On a gut level, we have a hard time with this concept. There is a vague sense of smoke and mirrors, of something being magically created out of nothing. But economics, we are told, is complicated.

It would be irresponsible in the extreme for an individual to forestall a personal recession by taking out newer, bigger loans when the old loans can't be repaid. However, this is precisely what we are planning on a national level.

Basic economics isn't nearly as complicated as the statists on the left or on the right would have you believe. In fact, it is mostly common sense, like the idea that something cannot come from nothing. Wealth is produced by individuals and not by governments. Accordingly, when states inject 'stimulus' money into the economy, it is merely removing funds from the pockets of those who have earned it and preventing them from spending and, more importantly, saving. It is saving that this economy direly needs. We are in our current economic situation because of unreasonable borrowing and spending which has been facilitated and in large part perpetrated by our governments. Only a return to production and saving can correct our economy's fundamentals and restore us to a position of financial stability and strength.

Schiff puts it quite clearly:

Governments cannot create but merely redirect. When the government spends, the money has to come from somewhere. If the government doesn't have a surplus, then it must come from taxes. If taxes don't go up, then it must come from increased borrowing. If lenders won't lend, then it must come from the printing press, which is where all these bailouts are headed. But each additional dollar printed diminishes the value of those already in circulation. Something cannot be effortlessly created from nothing.
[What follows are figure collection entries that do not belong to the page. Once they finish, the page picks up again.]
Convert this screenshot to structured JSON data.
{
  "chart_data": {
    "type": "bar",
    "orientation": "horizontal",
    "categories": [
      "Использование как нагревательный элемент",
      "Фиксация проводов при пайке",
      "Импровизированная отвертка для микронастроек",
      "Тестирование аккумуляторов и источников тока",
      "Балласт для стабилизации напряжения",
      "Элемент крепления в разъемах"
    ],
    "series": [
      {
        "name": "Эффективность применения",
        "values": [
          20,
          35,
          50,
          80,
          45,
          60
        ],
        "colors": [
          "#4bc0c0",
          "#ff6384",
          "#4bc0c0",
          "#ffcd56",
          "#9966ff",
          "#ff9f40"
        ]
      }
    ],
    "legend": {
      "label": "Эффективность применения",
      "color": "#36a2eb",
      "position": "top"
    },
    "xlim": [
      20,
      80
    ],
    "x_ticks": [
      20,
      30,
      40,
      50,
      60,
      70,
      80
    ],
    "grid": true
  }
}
We are currently heading down a dangerous road towards hyperinflation. If this inflation reaches the levels that some economists fear, we will be looking at the prodigious diminishment of our money's value and, as a corollary, a major upwards spiraling of prices.
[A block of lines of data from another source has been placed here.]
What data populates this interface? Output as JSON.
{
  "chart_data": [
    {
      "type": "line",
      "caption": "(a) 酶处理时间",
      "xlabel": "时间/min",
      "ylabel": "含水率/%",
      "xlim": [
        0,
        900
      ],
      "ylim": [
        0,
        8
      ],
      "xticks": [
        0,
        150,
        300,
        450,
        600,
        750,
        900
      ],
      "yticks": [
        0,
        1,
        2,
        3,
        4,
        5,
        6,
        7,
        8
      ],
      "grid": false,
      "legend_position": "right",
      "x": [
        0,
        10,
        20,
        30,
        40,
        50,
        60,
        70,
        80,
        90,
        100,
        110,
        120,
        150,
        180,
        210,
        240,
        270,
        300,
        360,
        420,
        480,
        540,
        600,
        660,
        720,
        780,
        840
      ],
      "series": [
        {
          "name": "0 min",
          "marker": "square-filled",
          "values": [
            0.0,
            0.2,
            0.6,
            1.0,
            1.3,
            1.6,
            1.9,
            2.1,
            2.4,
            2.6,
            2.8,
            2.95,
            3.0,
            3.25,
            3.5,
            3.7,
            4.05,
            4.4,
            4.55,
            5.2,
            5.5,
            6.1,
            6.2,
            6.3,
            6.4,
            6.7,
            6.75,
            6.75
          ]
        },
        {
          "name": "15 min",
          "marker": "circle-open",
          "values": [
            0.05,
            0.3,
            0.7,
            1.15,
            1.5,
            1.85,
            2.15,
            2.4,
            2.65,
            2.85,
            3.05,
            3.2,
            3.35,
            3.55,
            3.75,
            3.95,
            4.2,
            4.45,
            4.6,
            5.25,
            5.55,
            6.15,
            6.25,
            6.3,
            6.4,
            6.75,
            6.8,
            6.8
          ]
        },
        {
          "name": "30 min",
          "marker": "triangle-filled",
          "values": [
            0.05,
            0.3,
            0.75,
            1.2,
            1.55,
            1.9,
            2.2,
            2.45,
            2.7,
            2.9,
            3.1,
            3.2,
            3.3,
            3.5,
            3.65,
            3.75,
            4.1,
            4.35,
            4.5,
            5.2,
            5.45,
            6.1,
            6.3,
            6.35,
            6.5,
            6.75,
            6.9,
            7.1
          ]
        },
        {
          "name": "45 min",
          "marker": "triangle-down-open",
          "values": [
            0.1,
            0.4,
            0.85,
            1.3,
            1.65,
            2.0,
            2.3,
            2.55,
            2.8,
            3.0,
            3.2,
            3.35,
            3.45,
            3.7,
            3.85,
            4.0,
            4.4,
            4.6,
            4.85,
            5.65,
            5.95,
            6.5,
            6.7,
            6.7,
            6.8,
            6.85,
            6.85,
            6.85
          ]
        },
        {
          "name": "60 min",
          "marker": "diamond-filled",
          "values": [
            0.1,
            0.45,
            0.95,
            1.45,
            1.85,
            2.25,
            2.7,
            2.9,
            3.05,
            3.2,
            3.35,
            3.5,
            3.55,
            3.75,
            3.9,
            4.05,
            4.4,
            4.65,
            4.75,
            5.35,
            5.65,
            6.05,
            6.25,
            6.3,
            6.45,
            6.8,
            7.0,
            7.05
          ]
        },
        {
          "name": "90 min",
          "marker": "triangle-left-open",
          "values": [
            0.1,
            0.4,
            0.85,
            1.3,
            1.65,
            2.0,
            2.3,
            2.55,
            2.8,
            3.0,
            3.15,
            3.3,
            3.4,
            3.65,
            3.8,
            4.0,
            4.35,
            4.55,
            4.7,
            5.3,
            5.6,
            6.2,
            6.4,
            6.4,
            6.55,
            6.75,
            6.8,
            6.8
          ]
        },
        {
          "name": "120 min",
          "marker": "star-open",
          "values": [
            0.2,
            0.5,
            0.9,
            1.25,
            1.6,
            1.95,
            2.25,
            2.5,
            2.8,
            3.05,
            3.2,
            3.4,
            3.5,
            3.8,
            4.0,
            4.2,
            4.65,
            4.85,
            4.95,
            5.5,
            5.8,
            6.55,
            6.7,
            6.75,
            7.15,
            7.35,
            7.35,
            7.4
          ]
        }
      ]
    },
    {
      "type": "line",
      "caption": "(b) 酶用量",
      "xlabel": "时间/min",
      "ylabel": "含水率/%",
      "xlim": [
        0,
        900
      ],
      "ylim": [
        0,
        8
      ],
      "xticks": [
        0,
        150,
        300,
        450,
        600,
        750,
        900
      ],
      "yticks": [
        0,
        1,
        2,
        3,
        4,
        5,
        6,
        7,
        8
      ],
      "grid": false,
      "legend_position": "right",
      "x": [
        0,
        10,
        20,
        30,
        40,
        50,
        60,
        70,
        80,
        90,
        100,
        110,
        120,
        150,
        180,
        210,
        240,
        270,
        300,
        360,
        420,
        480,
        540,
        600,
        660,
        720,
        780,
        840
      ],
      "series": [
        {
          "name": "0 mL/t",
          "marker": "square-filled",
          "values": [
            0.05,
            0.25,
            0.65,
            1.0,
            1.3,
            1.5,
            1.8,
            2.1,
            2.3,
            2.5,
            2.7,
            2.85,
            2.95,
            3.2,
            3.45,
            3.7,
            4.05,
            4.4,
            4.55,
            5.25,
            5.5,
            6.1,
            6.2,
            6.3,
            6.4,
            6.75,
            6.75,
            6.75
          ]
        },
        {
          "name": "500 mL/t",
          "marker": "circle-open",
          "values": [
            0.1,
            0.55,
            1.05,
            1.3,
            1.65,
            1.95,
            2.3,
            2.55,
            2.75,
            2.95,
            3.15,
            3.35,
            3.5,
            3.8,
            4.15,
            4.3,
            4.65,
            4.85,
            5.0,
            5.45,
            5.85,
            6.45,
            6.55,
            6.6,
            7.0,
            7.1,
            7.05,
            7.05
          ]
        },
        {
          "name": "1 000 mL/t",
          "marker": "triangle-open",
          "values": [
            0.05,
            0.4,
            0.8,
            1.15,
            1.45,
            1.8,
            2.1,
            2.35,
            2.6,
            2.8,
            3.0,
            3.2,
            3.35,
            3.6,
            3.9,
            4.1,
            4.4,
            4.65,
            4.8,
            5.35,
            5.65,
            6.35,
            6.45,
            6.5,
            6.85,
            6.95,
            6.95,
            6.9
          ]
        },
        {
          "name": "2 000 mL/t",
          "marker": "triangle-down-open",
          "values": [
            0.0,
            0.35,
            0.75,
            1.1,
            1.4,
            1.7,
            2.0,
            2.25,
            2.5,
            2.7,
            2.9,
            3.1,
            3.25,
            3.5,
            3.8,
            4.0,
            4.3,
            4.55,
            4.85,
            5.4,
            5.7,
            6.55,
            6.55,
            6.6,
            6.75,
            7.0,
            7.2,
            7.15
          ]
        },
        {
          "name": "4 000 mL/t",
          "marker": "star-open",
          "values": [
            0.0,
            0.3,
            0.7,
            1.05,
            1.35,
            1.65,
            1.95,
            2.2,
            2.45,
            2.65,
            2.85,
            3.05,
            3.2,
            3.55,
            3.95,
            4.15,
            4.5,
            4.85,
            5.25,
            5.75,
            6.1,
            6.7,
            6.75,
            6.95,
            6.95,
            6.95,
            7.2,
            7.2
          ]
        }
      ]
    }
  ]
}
By borrowing more than it can ever pay back, the government will guarantee higher inflation for years to come, thereby diminishing the value of all that Americans have saved and acquired. For now the inflationary tide is being held back by the countervailing pressures of bursting asset bubbles in real estate and stocks, forced liquidations in commodities, and troubled retailers slashing prices to unload excess inventory. But when the dust settles, trillions of new dollars will remain, chasing a diminished supply of goods. We will be left with 1970s-style stagflation, only with a much sharper contraction and significantly higher inflation.
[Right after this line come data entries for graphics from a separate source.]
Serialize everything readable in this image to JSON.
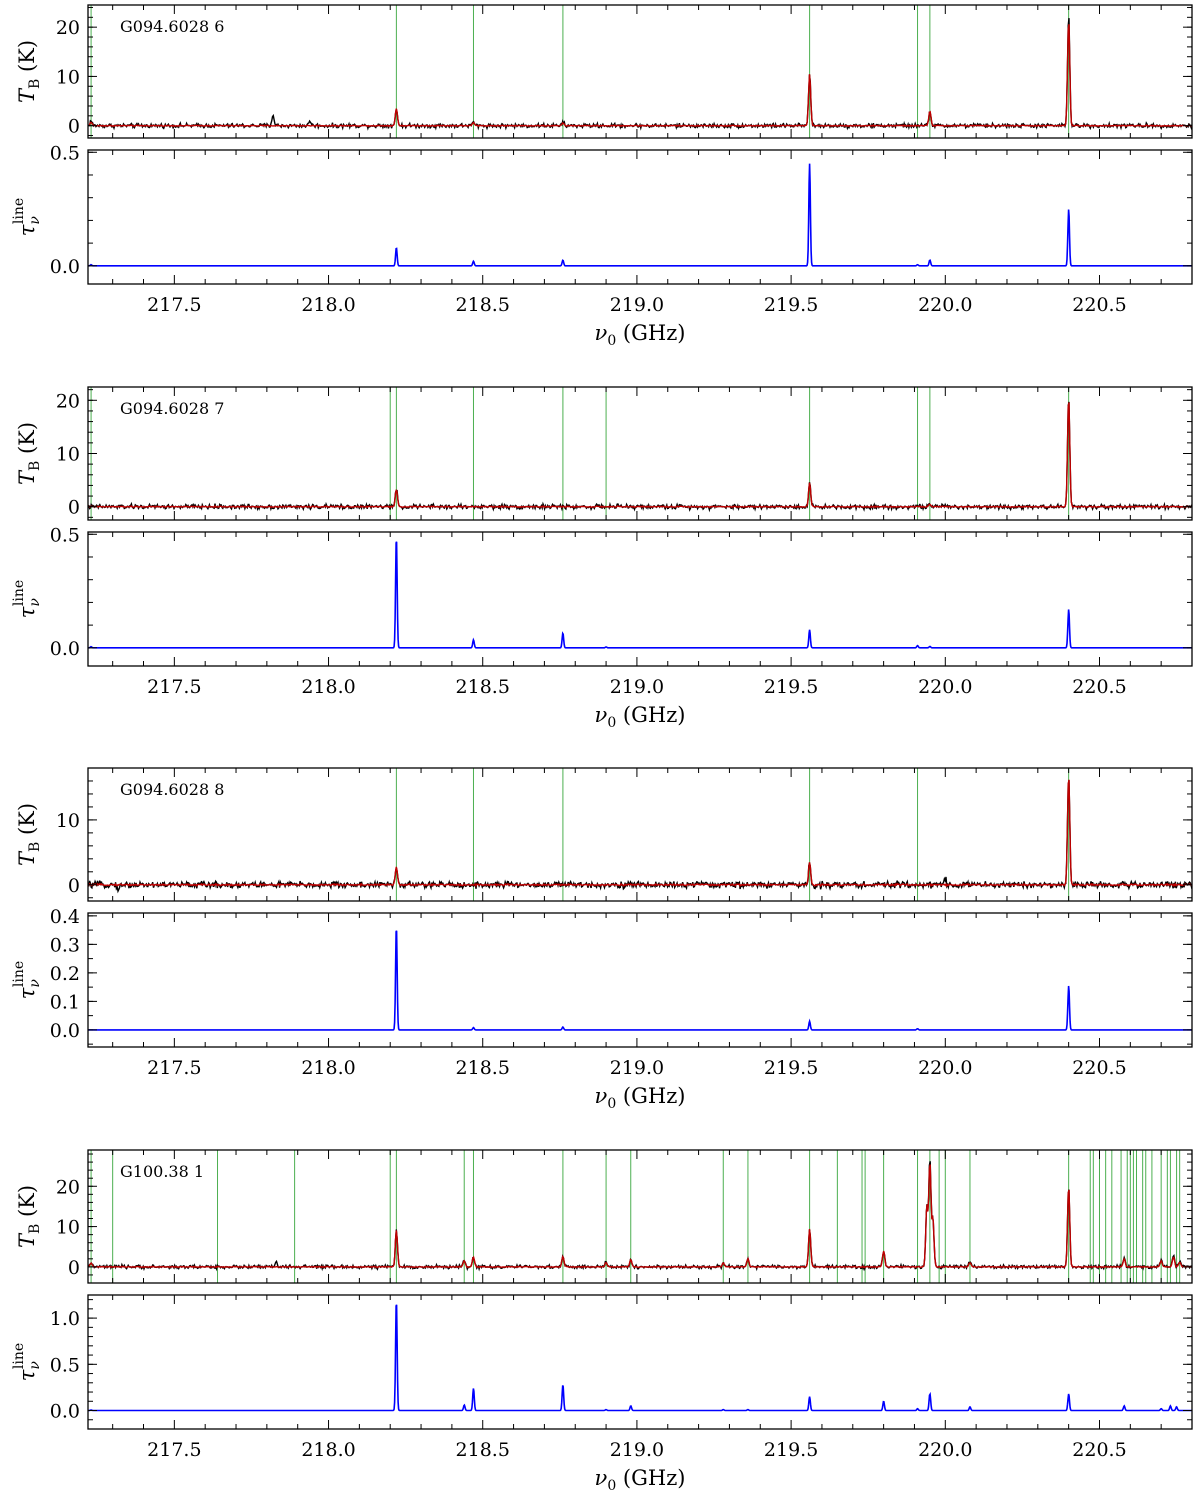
{
  "chart_data": [
    {
      "type": "line",
      "panel_label": "G094.6028 6",
      "xlabel": "ν0 (GHz)",
      "ylabel_top": "TB (K)",
      "ylabel_bottom": "τνline",
      "xlim": [
        217.22,
        220.8
      ],
      "x_ticks": [
        217.5,
        218.0,
        218.5,
        219.0,
        219.5,
        220.0,
        220.5
      ],
      "top": {
        "ylim": [
          -2.5,
          24.5
        ],
        "y_ticks": [
          0,
          10,
          20
        ],
        "noise": 0.3,
        "markers": [
          217.23,
          218.22,
          218.47,
          218.76,
          219.56,
          219.91,
          219.95,
          220.4
        ],
        "spikes": [
          {
            "x": 217.23,
            "obs": 1.0,
            "model": 0.7
          },
          {
            "x": 217.82,
            "obs": 2.2,
            "model": 0
          },
          {
            "x": 217.94,
            "obs": 1.0,
            "model": 0
          },
          {
            "x": 218.22,
            "obs": 3.5,
            "model": 3.5
          },
          {
            "x": 218.47,
            "obs": 0.7,
            "model": 0.6
          },
          {
            "x": 218.76,
            "obs": 0.6,
            "model": 0.5
          },
          {
            "x": 219.56,
            "obs": 10.5,
            "model": 10.5
          },
          {
            "x": 219.95,
            "obs": 3.0,
            "model": 3.0
          },
          {
            "x": 220.4,
            "obs": 22.5,
            "model": 21.5
          }
        ]
      },
      "bottom": {
        "ylim": [
          -0.08,
          0.51
        ],
        "y_ticks": [
          0.0,
          0.5
        ],
        "spikes": [
          {
            "x": 217.23,
            "y": 0.005
          },
          {
            "x": 218.22,
            "y": 0.08
          },
          {
            "x": 218.47,
            "y": 0.02
          },
          {
            "x": 218.76,
            "y": 0.025
          },
          {
            "x": 219.56,
            "y": 0.45
          },
          {
            "x": 219.91,
            "y": 0.005
          },
          {
            "x": 219.95,
            "y": 0.025
          },
          {
            "x": 220.4,
            "y": 0.25
          }
        ]
      }
    },
    {
      "type": "line",
      "panel_label": "G094.6028 7",
      "xlabel": "ν0 (GHz)",
      "ylabel_top": "TB (K)",
      "ylabel_bottom": "τνline",
      "xlim": [
        217.22,
        220.8
      ],
      "x_ticks": [
        217.5,
        218.0,
        218.5,
        219.0,
        219.5,
        220.0,
        220.5
      ],
      "top": {
        "ylim": [
          -2.5,
          22.5
        ],
        "y_ticks": [
          0,
          10,
          20
        ],
        "noise": 0.3,
        "markers": [
          217.23,
          218.2,
          218.22,
          218.47,
          218.76,
          218.9,
          219.56,
          219.91,
          219.95,
          220.4
        ],
        "spikes": [
          {
            "x": 218.22,
            "obs": 3.2,
            "model": 3.2
          },
          {
            "x": 219.56,
            "obs": 4.5,
            "model": 4.5
          },
          {
            "x": 219.95,
            "obs": 0.7,
            "model": 0.5
          },
          {
            "x": 220.4,
            "obs": 20.5,
            "model": 20.5
          }
        ]
      },
      "bottom": {
        "ylim": [
          -0.08,
          0.51
        ],
        "y_ticks": [
          0.0,
          0.5
        ],
        "spikes": [
          {
            "x": 217.23,
            "y": 0.005
          },
          {
            "x": 218.22,
            "y": 0.49
          },
          {
            "x": 218.47,
            "y": 0.035
          },
          {
            "x": 218.76,
            "y": 0.065
          },
          {
            "x": 218.9,
            "y": 0.004
          },
          {
            "x": 219.56,
            "y": 0.08
          },
          {
            "x": 219.91,
            "y": 0.01
          },
          {
            "x": 219.95,
            "y": 0.006
          },
          {
            "x": 220.4,
            "y": 0.17
          }
        ]
      }
    },
    {
      "type": "line",
      "panel_label": "G094.6028 8",
      "xlabel": "ν0 (GHz)",
      "ylabel_top": "TB (K)",
      "ylabel_bottom": "τνline",
      "xlim": [
        217.22,
        220.8
      ],
      "x_ticks": [
        217.5,
        218.0,
        218.5,
        219.0,
        219.5,
        220.0,
        220.5
      ],
      "top": {
        "ylim": [
          -2.5,
          18.0
        ],
        "y_ticks": [
          0,
          10
        ],
        "noise": 0.35,
        "markers": [
          218.22,
          218.47,
          218.76,
          219.56,
          219.91,
          220.4
        ],
        "spikes": [
          {
            "x": 217.32,
            "obs": -0.8,
            "model": 0
          },
          {
            "x": 218.22,
            "obs": 2.8,
            "model": 2.8
          },
          {
            "x": 219.56,
            "obs": 3.5,
            "model": 3.5
          },
          {
            "x": 220.0,
            "obs": 1.0,
            "model": 0
          },
          {
            "x": 220.4,
            "obs": 17.0,
            "model": 17.0
          }
        ]
      },
      "bottom": {
        "ylim": [
          -0.06,
          0.41
        ],
        "y_ticks": [
          0.0,
          0.1,
          0.2,
          0.3,
          0.4
        ],
        "spikes": [
          {
            "x": 218.22,
            "y": 0.365
          },
          {
            "x": 218.47,
            "y": 0.008
          },
          {
            "x": 218.76,
            "y": 0.01
          },
          {
            "x": 219.56,
            "y": 0.03
          },
          {
            "x": 219.91,
            "y": 0.004
          },
          {
            "x": 220.4,
            "y": 0.155
          }
        ]
      }
    },
    {
      "type": "line",
      "panel_label": "G100.38 1",
      "xlabel": "ν0 (GHz)",
      "ylabel_top": "TB (K)",
      "ylabel_bottom": "τνline",
      "xlim": [
        217.22,
        220.8
      ],
      "x_ticks": [
        217.5,
        218.0,
        218.5,
        219.0,
        219.5,
        220.0,
        220.5
      ],
      "top": {
        "ylim": [
          -4.0,
          29.0
        ],
        "y_ticks": [
          0,
          10,
          20
        ],
        "noise": 0.3,
        "markers": [
          217.23,
          217.3,
          217.64,
          217.89,
          218.2,
          218.22,
          218.44,
          218.47,
          218.76,
          218.9,
          218.98,
          219.28,
          219.36,
          219.56,
          219.65,
          219.73,
          219.74,
          219.8,
          219.91,
          219.95,
          219.98,
          220.0,
          220.08,
          220.4,
          220.47,
          220.48,
          220.5,
          220.52,
          220.54,
          220.57,
          220.59,
          220.6,
          220.61,
          220.62,
          220.64,
          220.65,
          220.67,
          220.7,
          220.72,
          220.73,
          220.75,
          220.76
        ],
        "spikes": [
          {
            "x": 217.23,
            "obs": 1.2,
            "model": 1.0
          },
          {
            "x": 217.83,
            "obs": 1.2,
            "model": 0
          },
          {
            "x": 218.22,
            "obs": 9.0,
            "model": 9.0
          },
          {
            "x": 218.44,
            "obs": 1.5,
            "model": 1.5
          },
          {
            "x": 218.47,
            "obs": 2.5,
            "model": 2.5
          },
          {
            "x": 218.76,
            "obs": 2.5,
            "model": 2.5
          },
          {
            "x": 218.9,
            "obs": 1.0,
            "model": 1.0
          },
          {
            "x": 218.98,
            "obs": 1.8,
            "model": 1.8
          },
          {
            "x": 219.28,
            "obs": 1.0,
            "model": 1.0
          },
          {
            "x": 219.36,
            "obs": 2.0,
            "model": 2.0
          },
          {
            "x": 219.56,
            "obs": 9.5,
            "model": 9.5
          },
          {
            "x": 219.8,
            "obs": 4.0,
            "model": 4.0
          },
          {
            "x": 219.94,
            "obs": 15.0,
            "model": 15.0
          },
          {
            "x": 219.95,
            "obs": 27.0,
            "model": 26.0
          },
          {
            "x": 219.96,
            "obs": 12.0,
            "model": 12.0
          },
          {
            "x": 220.08,
            "obs": 1.0,
            "model": 1.0
          },
          {
            "x": 220.4,
            "obs": 20.0,
            "model": 20.0
          },
          {
            "x": 220.58,
            "obs": 2.5,
            "model": 2.0
          },
          {
            "x": 220.7,
            "obs": 1.8,
            "model": 1.5
          },
          {
            "x": 220.74,
            "obs": 3.0,
            "model": 2.5
          },
          {
            "x": 220.76,
            "obs": 1.5,
            "model": 1.2
          }
        ]
      },
      "bottom": {
        "ylim": [
          -0.2,
          1.25
        ],
        "y_ticks": [
          0.0,
          0.5,
          1.0
        ],
        "spikes": [
          {
            "x": 217.23,
            "y": 0.005
          },
          {
            "x": 218.22,
            "y": 1.2
          },
          {
            "x": 218.44,
            "y": 0.06
          },
          {
            "x": 218.47,
            "y": 0.24
          },
          {
            "x": 218.76,
            "y": 0.28
          },
          {
            "x": 218.9,
            "y": 0.01
          },
          {
            "x": 218.98,
            "y": 0.05
          },
          {
            "x": 219.28,
            "y": 0.01
          },
          {
            "x": 219.36,
            "y": 0.01
          },
          {
            "x": 219.56,
            "y": 0.15
          },
          {
            "x": 219.8,
            "y": 0.1
          },
          {
            "x": 219.91,
            "y": 0.02
          },
          {
            "x": 219.95,
            "y": 0.18
          },
          {
            "x": 220.08,
            "y": 0.04
          },
          {
            "x": 220.4,
            "y": 0.18
          },
          {
            "x": 220.58,
            "y": 0.05
          },
          {
            "x": 220.7,
            "y": 0.02
          },
          {
            "x": 220.73,
            "y": 0.05
          },
          {
            "x": 220.75,
            "y": 0.04
          }
        ]
      }
    }
  ],
  "colors": {
    "observed": "#000000",
    "model": "#c00000",
    "tau": "#0000ff",
    "marker": "#4caf50"
  }
}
So what should the Harper government have done? The answer is obvious: absolutely nothing. Anything that the government does will only make matters worse. And considering that government intervention is largely to blame for the severity of our recession, don't you think that they've done enough already?

As Schiff reminds us, in a recession "belt tightening is required by all, including government." I may be inclined to put the point a little more strongly. In a recession, "belt tightening is required by all, especially government." You see, when it comes down to personal finances, individuals mostly possess the requisite sense to understand that borrowing and spending and then borrowing more and spending more is not an intelligent or healthy habit. Unfortunately for us, governments possess no similar common sense and so it is up to citizens to sound the alarm when the state oversteps its bounds. And, as of this moment, the Canadian state is miles and miles passed its bounds.

Harper's stimulus is not merely unconservative. It is unconscionable. So, yes. Be afraid. Be very afraid. But don't allow that fear to prevent you from thinking rationally. We must immediately stop sanctioning Stephen Harper's non-pragmatic pragmatism and begin condemning, as loudly as possible, the Canadian government's actions with regards to the question of 'stimulus'.